Despite gross economic disparities, we like to think that this modern, urbanized, enlightened world is "classless," so the word "folk" has morphed into "just plain folks." The term "folk" has been so watered down from its original meaning (when the term "folk song" was coined) that a folk activity is now defined as just about anything that "folks" do. One wonders if the word has meaning anymore.

Except, of course, to those singer-songwriters who are urban born, have no connection whatsoever with the rural peasant class, and who do not sing traditional songs at all, singing only songs they have written themselves—and who insist that others regard the songs they write to be "folk songs."

Now, I'm all for singer-songwriters. Some of them have cranked out some pretty good stuff. And songs do have to come from somewhere. But why must they be called "folk songs?" Is it supposed to be some stamp of approval? And if so, it's not really appropriate for an artist or craftsperson to put a "stamp of approval" on his or her own work. That's for others to do.

1. Finger-in-ear.

The first time I observed this phenomenon was at the 1960 Berkeley Folk Festival where Ewan MacColl was one of the featured performers. He walked on stage carrying a straight-backed chair, set it down with its back facing the audience, then sat straddling the chair (facing the audience, of course). He sang unaccompanied, and most of the time he sang with his elbow propped on the back of the chair with his left hand cupped behind his ear. Not with his finger in his ear. It was obvious to me why he did it. It allowed him to hear the sound of his voice more clearly as it echoed back. This is the same reason that a singer in a recording studio wears earphones.

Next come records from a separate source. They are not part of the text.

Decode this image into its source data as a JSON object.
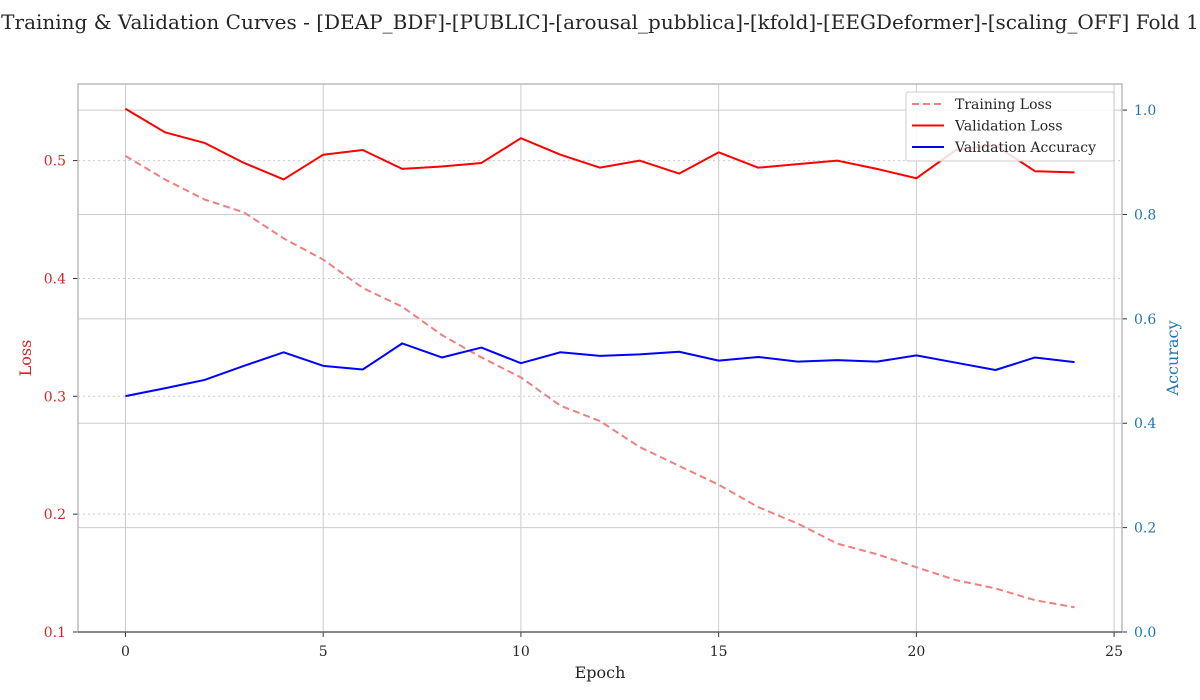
{
  "chart_data": {
    "type": "line",
    "title": "Training & Validation Curves - [DEAP_BDF]-[PUBLIC]-[arousal_pubblica]-[kfold]-[EEGDeformer]-[scaling_OFF] Fold 1",
    "xlabel": "Epoch",
    "ylabel_left": "Loss",
    "ylabel_right": "Accuracy",
    "xlim": [
      -1.2,
      25.2
    ],
    "ylim_left": [
      0.1,
      0.565
    ],
    "ylim_right": [
      0.0,
      1.05
    ],
    "x_ticks": [
      0,
      5,
      10,
      15,
      20,
      25
    ],
    "y_ticks_left": [
      0.1,
      0.2,
      0.3,
      0.4,
      0.5
    ],
    "y_ticks_right": [
      0.0,
      0.2,
      0.4,
      0.6,
      0.8,
      1.0
    ],
    "legend_position": "top-right",
    "grid": true,
    "colors": {
      "left_axis": "#d62728",
      "right_axis": "#1f77b4",
      "grid": "#cccccc"
    },
    "x": [
      0,
      1,
      2,
      3,
      4,
      5,
      6,
      7,
      8,
      9,
      10,
      11,
      12,
      13,
      14,
      15,
      16,
      17,
      18,
      19,
      20,
      21,
      22,
      23,
      24
    ],
    "series": [
      {
        "name": "Training Loss",
        "axis": "left",
        "color": "#f08080",
        "dash": "dashed",
        "values": [
          0.504,
          0.484,
          0.467,
          0.456,
          0.434,
          0.416,
          0.392,
          0.376,
          0.352,
          0.333,
          0.316,
          0.292,
          0.279,
          0.257,
          0.241,
          0.225,
          0.206,
          0.192,
          0.175,
          0.166,
          0.155,
          0.144,
          0.137,
          0.127,
          0.121
        ]
      },
      {
        "name": "Validation Loss",
        "axis": "left",
        "color": "#ff0000",
        "dash": "solid",
        "values": [
          0.544,
          0.524,
          0.515,
          0.498,
          0.484,
          0.505,
          0.509,
          0.493,
          0.495,
          0.498,
          0.519,
          0.505,
          0.494,
          0.5,
          0.489,
          0.507,
          0.494,
          0.497,
          0.5,
          0.493,
          0.485,
          0.509,
          0.513,
          0.491,
          0.49
        ]
      },
      {
        "name": "Validation Accuracy",
        "axis": "right",
        "color": "#0000ff",
        "dash": "solid",
        "values": [
          0.452,
          0.467,
          0.483,
          0.51,
          0.536,
          0.51,
          0.503,
          0.553,
          0.526,
          0.545,
          0.515,
          0.536,
          0.529,
          0.532,
          0.537,
          0.52,
          0.527,
          0.518,
          0.521,
          0.518,
          0.53,
          0.516,
          0.502,
          0.526,
          0.517
        ]
      }
    ]
  }
}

I usually hear the term "finger-in-ear" used in reference to people who sing traditional songs, often unaccompanied. And it seems to be used mostly as a term of contempt. For what? Traditional songs? It might be revealing to examine those who use the term and see if one can determine the reason for their contempt.

97 verse ballads.

Since the advent of the modern phonograph record and radio broadcasting, the de rigueur maximum acceptable duration of songs has been approximately three minutes (about all one could pack onto a 12" 78 rpm record). Radio stations found this highly acceptable because they could jam a couple of commercials between each record. As people's attention spans dwindled, they would tend to wander about aimlessly and bump into things if a song went on much longer than that.

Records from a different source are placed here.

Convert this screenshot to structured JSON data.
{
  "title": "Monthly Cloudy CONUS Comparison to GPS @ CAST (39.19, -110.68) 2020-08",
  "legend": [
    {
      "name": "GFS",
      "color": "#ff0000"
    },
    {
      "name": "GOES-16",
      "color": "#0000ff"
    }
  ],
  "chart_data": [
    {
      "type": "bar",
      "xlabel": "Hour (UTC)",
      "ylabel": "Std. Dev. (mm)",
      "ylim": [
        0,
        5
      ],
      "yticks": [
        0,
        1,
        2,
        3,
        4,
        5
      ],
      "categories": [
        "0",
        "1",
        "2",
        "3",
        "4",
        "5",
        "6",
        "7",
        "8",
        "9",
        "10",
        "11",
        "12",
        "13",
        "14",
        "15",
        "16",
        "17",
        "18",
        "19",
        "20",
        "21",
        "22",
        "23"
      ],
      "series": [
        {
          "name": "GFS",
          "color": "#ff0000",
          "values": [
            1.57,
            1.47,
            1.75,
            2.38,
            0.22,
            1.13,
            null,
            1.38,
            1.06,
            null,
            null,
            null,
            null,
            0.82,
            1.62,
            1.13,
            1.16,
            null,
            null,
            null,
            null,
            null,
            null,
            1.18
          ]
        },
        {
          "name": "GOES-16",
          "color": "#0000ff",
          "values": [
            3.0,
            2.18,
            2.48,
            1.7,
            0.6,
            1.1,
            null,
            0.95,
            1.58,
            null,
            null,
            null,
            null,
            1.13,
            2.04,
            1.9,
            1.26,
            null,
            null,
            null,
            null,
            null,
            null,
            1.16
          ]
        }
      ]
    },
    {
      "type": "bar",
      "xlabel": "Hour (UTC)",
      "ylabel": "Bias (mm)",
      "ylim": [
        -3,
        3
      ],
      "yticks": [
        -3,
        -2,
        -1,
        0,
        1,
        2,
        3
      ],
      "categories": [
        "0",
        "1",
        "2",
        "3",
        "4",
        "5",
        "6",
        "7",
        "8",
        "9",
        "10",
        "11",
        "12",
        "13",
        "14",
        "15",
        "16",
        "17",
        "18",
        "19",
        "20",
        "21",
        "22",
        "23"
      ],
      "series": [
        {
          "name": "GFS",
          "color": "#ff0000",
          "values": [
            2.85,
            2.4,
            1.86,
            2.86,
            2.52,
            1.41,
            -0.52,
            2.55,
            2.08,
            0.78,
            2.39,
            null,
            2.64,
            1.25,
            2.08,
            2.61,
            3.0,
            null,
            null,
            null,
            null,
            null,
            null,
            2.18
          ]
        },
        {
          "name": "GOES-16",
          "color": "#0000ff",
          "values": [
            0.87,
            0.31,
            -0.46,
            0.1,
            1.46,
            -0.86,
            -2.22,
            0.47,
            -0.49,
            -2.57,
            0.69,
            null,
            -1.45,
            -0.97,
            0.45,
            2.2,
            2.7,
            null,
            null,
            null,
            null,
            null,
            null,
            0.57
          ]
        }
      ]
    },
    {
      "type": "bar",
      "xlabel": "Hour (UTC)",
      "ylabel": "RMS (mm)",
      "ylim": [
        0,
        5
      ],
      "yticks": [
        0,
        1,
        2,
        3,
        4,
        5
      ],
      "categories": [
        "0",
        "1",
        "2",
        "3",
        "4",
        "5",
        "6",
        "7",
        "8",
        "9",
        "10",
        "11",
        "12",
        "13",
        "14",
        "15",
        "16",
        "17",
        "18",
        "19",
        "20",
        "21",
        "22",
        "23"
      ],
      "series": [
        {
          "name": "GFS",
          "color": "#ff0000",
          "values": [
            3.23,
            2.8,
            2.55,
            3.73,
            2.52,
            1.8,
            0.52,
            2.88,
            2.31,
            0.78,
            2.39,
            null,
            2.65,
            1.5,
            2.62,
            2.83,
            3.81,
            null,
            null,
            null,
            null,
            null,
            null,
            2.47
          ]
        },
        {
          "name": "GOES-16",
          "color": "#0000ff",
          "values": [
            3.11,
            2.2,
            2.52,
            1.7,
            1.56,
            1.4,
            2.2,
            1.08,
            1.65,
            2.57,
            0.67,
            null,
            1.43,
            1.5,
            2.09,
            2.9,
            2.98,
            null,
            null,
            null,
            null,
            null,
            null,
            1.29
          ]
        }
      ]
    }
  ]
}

A breakthrough came with Marty Robbins' recording of "El Paso," which ran for about 7 minutes, and since it gave disc jockeys time to go to the bathroom, they played it. A few years later, actor Richard Harris had a hit song with "MacArthur Park," which went on for bloody ever! Gave the DJ time to go out for a beer.

Before the days of canned or piped in entertainment, people (the "folk?") depended upon themselves and each other for such diversions, and time was not necessarily that big a problem. One could drag out a good story, and people enjoyed it. It is said that Homer's Iliad (a work of considerable duration, covering the whole Trojan War and what led up to it—and spawning at least two sequels) was often chanted to non-literate audiences to the accompaniment of a lyre or harp. Same with Beowulf. One Child ballad, "The Geste of Robin Hood" runs well over 800 verses (I haven't actually counted them). The longest song that I know myself is "Little Mattie Groves" which runs for 27 verses. I don't sing it very often. And I find that with the limited attention spans of some modern audiences, I do have to do some judicious editing of some of the longer songs.

3. and 4. Folk police and folk fascist.

Basically the same, I think, varying only in degree of dedication or fanaticism.

Folk police, the way I have encountered it, usually refers to those hard-nosed, tight-assed, highly compulsive people who tend to think that words (such as—dare I say it? "Folk") have some meaning, and one should, at least, acknowledge the fact. In this regard, I'm sure that there are people who regard me as part of the folk police force.

On the other hand, I have been set upon by self-appointed guardians of what is "folk" and what is not for such heinous crimes and transgressions as thinking that if one aspires to a career of singing before paying audiences, one owes it to them to know something about music, know something about the material, know what you're going to do, and be well prepared to do it.

I could ramble on a bit more, but my wife just got home from her writers' group and she brought lunch. I'll probably be back later.